On the Use of Persistent Spatial Points for Deploying Path Navigation in Augmented Reality: An Evaluation Study
PubDate: August 2019
Teams: University of Patras
Writers: Vasileios BachrasGeorge E. RaptisNikolaos M. Avouris
People use various techniques and tools to perform spatial navigation tasks, such as asking a local person for instructions in order to reach a destination or creating a detailed route plan for their trip through technology-mediated tools. Novel technologies, such as augmented reality, have been introduced to improve the performance and enhance the experience of the end-users. To provide navigation experiences with improved accuracy and decent stability, the developers of such tools can use persistent spatial points, which are stationary points in the real world that an augmented-reality system should keep track of over time. However, the use of persistent spatial points can dramatically increase the development effort, as it requires additional and time-consuming actions to be made by the developers. In this paper, we investigate the use of persistent spatial points for navigation in an AR environment from a developer and an end-user perspective, aiming to understand the trade-off between the development effort, the user performance, and the user experience. We report an empirical study in which a software engineer developed two versions of an augmented-reality navigation application (one with persistent spatial points and one without) which were used by twenty-eight individuals to navigate.

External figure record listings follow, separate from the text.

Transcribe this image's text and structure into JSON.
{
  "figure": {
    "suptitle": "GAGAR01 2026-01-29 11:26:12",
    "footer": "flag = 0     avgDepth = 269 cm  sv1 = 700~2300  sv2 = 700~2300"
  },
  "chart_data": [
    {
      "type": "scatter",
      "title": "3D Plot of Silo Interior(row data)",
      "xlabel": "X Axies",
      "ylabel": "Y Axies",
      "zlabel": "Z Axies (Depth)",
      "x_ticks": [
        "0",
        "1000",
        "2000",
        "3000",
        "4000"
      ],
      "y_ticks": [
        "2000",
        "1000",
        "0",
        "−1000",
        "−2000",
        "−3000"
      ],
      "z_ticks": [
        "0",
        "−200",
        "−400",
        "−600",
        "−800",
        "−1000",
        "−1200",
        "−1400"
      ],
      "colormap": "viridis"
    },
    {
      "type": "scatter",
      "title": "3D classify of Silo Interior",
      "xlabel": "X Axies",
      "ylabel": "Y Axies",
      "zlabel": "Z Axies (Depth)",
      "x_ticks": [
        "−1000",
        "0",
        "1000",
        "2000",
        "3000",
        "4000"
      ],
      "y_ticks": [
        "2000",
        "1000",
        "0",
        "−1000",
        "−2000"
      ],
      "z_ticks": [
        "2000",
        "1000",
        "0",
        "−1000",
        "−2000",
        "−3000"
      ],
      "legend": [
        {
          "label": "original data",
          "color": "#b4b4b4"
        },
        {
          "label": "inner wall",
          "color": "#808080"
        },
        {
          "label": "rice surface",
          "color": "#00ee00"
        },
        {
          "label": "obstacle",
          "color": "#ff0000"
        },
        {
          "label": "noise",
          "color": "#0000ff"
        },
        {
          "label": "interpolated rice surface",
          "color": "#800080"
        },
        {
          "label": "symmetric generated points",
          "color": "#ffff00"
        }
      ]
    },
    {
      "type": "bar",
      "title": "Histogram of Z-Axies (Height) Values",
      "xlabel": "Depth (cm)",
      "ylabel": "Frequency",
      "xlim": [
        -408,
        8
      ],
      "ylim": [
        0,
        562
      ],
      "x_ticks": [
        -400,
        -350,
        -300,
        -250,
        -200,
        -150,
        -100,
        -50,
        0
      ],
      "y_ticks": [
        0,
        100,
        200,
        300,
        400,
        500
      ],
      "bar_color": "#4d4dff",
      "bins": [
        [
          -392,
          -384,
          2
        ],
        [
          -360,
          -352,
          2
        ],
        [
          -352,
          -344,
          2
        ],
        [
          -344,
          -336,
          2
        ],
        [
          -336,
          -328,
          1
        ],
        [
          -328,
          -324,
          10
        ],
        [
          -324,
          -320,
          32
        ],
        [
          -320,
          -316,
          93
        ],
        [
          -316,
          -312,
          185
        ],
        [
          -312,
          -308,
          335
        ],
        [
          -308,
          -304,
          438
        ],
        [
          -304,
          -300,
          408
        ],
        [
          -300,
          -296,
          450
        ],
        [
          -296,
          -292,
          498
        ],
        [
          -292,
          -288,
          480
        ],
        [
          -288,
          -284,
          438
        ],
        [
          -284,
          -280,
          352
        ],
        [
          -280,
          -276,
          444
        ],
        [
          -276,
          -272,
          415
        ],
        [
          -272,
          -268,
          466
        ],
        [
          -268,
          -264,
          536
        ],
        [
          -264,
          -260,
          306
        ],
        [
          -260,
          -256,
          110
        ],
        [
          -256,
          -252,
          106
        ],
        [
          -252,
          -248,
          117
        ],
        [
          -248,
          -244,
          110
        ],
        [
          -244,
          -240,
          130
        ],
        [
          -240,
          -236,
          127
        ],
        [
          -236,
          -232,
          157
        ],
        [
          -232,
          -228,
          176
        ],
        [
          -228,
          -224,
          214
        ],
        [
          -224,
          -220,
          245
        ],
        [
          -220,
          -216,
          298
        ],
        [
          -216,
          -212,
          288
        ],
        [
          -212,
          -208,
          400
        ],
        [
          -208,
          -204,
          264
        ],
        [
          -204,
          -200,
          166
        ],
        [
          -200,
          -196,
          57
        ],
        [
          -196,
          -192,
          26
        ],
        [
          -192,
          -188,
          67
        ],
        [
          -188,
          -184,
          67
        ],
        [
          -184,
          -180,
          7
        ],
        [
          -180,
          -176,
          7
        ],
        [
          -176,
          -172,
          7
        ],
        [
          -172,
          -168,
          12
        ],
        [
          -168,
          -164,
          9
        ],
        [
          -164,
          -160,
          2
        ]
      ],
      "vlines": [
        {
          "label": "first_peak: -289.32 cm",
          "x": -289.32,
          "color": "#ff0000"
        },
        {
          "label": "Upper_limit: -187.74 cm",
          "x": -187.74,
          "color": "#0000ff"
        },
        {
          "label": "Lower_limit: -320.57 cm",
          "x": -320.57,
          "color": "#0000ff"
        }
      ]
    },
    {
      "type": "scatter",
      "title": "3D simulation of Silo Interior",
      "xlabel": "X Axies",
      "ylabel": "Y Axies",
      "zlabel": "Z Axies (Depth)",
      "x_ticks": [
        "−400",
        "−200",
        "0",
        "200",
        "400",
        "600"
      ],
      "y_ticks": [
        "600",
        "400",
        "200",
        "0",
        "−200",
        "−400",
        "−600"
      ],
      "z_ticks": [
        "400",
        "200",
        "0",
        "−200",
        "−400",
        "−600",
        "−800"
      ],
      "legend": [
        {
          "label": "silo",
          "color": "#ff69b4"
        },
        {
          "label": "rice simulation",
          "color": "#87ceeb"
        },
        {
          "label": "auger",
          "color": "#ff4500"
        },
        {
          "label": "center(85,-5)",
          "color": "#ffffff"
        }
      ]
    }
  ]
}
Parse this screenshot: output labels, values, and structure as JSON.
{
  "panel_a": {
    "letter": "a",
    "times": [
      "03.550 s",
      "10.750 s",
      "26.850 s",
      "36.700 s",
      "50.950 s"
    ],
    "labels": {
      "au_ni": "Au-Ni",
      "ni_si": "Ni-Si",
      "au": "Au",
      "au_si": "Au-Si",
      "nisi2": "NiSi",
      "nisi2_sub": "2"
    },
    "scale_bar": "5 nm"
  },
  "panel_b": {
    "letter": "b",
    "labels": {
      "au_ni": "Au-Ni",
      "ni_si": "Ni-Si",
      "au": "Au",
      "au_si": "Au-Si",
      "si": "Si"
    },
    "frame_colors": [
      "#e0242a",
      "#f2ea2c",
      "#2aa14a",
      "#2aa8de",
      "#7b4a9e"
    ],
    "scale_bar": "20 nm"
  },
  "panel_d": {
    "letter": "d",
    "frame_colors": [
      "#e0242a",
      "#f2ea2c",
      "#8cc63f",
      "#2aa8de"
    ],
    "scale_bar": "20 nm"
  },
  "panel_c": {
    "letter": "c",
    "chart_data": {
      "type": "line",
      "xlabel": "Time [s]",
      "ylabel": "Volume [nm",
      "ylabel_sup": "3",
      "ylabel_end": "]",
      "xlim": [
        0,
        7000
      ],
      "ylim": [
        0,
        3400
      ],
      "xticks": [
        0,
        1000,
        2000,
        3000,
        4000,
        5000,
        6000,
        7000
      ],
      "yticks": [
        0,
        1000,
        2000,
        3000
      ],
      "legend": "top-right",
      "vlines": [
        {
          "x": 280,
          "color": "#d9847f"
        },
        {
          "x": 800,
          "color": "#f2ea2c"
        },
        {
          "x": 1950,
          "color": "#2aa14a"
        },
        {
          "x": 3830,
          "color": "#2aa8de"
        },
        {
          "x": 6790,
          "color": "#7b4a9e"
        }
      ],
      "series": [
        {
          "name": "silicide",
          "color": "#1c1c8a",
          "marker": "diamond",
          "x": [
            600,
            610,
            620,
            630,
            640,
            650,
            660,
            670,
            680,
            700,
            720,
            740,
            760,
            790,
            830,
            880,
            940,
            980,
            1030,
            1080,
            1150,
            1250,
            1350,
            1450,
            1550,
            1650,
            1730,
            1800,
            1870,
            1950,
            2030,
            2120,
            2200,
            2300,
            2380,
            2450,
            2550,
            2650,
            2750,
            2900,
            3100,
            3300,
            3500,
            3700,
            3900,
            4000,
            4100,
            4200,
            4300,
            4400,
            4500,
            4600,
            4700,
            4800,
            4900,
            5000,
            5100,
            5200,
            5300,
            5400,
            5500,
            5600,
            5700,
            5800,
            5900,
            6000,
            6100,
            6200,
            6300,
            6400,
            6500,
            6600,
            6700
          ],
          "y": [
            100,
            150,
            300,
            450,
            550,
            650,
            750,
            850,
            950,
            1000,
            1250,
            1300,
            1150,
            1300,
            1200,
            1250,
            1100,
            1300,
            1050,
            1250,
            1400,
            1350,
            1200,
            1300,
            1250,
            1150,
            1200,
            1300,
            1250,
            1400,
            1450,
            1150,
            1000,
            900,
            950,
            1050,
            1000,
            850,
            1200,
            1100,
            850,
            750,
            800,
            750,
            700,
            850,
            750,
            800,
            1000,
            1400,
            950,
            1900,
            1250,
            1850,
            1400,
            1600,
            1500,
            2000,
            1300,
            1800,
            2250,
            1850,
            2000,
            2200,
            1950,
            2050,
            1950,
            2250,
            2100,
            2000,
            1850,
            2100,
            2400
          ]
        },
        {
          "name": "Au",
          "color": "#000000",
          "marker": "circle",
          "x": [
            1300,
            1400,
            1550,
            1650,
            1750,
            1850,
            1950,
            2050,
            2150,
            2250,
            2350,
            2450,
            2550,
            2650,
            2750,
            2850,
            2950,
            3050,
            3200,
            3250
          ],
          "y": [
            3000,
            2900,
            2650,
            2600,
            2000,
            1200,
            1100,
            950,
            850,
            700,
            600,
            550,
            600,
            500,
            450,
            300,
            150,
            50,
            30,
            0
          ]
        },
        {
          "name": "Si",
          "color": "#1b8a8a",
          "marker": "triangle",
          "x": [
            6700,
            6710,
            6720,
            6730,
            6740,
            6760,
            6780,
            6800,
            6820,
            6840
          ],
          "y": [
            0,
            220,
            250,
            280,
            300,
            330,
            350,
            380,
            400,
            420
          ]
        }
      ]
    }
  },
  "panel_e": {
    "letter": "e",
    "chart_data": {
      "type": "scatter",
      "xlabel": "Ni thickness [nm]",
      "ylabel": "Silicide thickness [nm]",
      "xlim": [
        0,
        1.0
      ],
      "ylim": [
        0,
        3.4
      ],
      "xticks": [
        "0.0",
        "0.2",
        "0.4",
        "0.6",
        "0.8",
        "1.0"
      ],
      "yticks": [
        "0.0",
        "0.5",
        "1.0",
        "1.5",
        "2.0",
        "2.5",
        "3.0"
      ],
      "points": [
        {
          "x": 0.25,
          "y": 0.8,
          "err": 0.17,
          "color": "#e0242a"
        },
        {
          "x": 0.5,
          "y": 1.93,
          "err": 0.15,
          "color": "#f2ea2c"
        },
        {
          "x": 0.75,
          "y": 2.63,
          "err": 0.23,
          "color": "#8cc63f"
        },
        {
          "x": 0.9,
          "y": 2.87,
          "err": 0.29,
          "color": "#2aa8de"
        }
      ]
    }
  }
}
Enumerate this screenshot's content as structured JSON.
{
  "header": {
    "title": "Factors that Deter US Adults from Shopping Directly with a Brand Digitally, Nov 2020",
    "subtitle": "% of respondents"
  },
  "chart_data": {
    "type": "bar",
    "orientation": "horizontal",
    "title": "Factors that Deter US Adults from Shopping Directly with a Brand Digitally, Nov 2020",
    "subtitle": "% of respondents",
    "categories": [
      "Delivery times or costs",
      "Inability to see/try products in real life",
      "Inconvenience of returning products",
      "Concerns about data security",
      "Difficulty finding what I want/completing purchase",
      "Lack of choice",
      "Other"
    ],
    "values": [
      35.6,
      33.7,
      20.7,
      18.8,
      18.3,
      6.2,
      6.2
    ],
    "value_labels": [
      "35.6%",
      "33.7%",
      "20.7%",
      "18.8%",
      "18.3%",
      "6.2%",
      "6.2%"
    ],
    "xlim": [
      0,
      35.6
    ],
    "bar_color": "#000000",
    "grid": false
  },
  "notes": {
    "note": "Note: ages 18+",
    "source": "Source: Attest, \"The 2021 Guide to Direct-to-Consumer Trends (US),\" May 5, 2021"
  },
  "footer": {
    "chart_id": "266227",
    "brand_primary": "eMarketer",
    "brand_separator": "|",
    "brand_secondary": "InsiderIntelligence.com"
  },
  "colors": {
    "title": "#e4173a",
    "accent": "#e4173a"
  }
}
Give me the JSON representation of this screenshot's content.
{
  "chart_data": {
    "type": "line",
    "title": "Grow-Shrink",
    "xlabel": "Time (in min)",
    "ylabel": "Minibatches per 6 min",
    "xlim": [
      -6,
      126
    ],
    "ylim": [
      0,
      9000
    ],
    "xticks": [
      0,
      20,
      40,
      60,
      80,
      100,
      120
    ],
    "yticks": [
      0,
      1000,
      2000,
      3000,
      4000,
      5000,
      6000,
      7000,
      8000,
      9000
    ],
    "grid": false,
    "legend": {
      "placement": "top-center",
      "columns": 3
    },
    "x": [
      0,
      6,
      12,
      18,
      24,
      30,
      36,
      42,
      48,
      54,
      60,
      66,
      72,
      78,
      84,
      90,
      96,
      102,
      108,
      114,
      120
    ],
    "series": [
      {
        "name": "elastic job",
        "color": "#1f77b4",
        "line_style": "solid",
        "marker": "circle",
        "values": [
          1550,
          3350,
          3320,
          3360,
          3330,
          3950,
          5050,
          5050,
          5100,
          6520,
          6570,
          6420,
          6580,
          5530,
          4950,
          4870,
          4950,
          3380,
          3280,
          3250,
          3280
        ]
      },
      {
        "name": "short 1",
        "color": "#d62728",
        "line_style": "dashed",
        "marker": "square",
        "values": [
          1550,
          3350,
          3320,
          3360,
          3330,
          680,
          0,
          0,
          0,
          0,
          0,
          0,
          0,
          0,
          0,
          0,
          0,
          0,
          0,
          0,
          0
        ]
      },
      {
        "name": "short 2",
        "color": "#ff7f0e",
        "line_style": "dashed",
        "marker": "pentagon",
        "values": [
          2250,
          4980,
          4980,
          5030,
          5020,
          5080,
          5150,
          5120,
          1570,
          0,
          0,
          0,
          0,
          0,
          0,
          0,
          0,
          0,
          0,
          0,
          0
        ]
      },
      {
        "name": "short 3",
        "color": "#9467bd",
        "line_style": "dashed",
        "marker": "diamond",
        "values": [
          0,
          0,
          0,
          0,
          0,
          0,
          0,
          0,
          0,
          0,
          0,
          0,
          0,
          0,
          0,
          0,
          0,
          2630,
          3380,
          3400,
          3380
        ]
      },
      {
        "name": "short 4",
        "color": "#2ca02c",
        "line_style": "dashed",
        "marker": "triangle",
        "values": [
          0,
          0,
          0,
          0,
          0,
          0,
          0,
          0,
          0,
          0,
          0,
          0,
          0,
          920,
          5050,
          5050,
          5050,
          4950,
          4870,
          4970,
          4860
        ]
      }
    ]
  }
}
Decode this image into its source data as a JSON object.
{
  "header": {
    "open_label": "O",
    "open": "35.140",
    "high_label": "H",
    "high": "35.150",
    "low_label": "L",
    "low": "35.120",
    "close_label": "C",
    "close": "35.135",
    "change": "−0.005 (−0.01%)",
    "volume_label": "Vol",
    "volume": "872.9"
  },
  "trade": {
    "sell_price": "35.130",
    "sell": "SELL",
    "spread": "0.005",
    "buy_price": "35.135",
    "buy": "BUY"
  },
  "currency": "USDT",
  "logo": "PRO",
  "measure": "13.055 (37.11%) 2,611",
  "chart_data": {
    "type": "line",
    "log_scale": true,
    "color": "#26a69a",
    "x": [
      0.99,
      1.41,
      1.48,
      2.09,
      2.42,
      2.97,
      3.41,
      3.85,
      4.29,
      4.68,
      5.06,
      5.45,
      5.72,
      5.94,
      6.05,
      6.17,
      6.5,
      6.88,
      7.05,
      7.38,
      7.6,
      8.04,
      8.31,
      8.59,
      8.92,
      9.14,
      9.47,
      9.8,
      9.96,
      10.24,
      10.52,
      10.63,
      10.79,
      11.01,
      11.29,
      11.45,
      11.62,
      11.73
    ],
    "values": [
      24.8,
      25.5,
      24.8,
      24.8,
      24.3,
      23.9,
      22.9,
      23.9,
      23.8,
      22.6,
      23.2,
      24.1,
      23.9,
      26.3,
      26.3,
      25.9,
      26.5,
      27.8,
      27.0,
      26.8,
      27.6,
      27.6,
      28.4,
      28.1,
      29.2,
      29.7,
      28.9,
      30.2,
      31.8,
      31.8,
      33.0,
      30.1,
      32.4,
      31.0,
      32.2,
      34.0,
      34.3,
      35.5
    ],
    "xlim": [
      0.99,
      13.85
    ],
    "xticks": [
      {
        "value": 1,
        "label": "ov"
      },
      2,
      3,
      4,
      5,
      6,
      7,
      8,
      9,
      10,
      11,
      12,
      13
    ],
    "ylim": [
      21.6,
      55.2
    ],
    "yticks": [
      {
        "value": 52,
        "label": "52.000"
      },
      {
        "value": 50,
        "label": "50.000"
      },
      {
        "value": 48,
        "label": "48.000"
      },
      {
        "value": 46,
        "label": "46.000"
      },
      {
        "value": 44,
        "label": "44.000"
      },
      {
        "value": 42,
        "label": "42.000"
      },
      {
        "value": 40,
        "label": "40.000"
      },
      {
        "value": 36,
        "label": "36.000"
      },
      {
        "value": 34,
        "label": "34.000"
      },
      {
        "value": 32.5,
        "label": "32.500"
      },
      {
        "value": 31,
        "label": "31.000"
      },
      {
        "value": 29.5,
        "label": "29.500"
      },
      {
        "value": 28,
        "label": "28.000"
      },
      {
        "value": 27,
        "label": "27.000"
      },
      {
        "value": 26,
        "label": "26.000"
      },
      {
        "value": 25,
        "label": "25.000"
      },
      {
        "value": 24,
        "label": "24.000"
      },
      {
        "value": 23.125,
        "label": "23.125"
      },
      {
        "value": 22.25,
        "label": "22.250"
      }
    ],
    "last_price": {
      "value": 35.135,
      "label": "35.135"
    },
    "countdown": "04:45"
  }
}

Our study results revealed a trade-off between the development effort, the user performance, and the user experience, which depends on the length of the navigation path. The shorter the path is, the less the need for persistent spatial points is, while, on the other hand, the longer the path is, the more critical it is to use persisting spatial points. Based on the results, we discuss ways of mitigating the development effort while maintaining high user performance and experience.